19 thoughts on “Melhor Do Que Álcool Ou Drogas

      1. O meu avô materno sempre teve vários gatos, mas havia um chamado Carocho que, sempre que o avô se sentava à mesa para as refeições, se enrolava completamente no seu pescoço e dormia, dormia. Era preto, muito lustroso e de uns olhos verdes que pareciam vidros.
        O gato só gostava do meu avô lá em casa. Talvez porque o dono era surdo-mudo.

        E nós, crianças lá de casa, que só queríamos fazer festinhas ao bicho, éramos brindados com aqueles olhos fixos e com muitas “bufadelas” enquanto, lentamente, nos mostrava as unhas. Ninguém conseguia interagir com o gato. Só o meu avô e, quando muito, a minha avó.

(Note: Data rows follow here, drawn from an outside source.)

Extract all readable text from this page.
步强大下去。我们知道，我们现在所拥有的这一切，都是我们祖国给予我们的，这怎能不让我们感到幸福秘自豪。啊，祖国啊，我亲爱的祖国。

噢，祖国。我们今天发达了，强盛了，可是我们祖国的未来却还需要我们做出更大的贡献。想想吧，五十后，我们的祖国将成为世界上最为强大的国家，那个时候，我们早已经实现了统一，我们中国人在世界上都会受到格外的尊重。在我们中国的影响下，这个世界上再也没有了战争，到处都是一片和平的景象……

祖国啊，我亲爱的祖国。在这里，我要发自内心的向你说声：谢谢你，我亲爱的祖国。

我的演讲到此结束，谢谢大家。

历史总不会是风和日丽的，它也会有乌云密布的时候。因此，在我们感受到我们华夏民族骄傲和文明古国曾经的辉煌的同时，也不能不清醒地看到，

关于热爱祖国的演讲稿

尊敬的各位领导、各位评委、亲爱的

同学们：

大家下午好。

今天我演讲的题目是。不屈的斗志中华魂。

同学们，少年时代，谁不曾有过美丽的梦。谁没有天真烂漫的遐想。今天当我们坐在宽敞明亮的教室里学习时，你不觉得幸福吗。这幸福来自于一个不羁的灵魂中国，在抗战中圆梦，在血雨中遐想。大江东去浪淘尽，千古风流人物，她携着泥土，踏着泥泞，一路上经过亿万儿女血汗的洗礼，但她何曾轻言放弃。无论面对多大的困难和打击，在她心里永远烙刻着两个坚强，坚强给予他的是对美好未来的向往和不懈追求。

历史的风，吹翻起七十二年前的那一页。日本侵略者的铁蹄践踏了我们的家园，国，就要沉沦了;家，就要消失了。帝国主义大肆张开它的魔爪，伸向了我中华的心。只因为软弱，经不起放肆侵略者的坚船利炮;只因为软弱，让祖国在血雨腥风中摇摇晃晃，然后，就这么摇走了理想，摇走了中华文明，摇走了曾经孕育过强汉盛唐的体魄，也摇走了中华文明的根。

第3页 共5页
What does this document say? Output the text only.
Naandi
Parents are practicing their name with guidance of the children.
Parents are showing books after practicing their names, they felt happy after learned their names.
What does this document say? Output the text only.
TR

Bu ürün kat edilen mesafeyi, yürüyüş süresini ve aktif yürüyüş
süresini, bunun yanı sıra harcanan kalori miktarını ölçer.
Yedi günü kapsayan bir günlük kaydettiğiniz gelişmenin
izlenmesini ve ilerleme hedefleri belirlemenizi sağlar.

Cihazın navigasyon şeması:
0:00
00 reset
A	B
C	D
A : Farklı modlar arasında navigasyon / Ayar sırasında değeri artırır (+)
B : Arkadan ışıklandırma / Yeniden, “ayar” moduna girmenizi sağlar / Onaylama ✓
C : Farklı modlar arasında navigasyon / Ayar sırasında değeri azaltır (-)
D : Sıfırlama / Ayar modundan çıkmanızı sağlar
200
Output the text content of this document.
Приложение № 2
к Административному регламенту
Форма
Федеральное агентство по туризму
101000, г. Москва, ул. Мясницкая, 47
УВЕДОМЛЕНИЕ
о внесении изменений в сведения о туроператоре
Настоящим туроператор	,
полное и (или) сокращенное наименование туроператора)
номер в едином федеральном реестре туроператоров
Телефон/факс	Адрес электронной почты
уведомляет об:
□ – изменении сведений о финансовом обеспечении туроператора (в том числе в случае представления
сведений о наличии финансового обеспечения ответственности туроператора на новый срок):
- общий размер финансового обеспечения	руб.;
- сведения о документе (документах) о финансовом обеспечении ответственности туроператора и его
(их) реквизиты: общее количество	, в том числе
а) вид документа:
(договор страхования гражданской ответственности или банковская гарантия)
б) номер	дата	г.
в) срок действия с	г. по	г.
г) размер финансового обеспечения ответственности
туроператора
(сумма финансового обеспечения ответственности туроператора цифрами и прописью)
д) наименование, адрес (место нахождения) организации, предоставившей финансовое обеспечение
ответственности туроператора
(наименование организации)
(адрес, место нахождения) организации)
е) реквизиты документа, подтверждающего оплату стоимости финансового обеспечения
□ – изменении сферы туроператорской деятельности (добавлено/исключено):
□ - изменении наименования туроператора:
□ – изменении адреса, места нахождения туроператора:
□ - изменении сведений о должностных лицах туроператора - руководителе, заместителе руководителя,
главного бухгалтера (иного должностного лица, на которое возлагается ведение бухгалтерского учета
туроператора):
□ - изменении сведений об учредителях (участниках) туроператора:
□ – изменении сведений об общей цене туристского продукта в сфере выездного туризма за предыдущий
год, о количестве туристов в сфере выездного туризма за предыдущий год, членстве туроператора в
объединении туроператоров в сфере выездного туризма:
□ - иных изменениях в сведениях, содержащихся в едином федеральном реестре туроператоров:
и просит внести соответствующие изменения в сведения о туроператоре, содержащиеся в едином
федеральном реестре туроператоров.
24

        Foi a partir dessa altura que passei a não ligar muito a gatos. Excepção feita a uma das várias gatas da minha vizinha que entra pela janela aberta e se vem sentar, qual bibelot, ao lado do meu computador, como se aquilo fosse tudo dela.A gata (uma coisa ternurenta mas meio louca) também gosta de entrar para dentro dos automóveis quando alguém se ausenta por um pouco e deixa uma porta aberta. Na última vez, via sentada no banco da frente. Só me apercebi que estava lá por causa das orelhas espetadas. Não a tivesse visto e tinha assado lá dentro naqueles dias de calor insuportável.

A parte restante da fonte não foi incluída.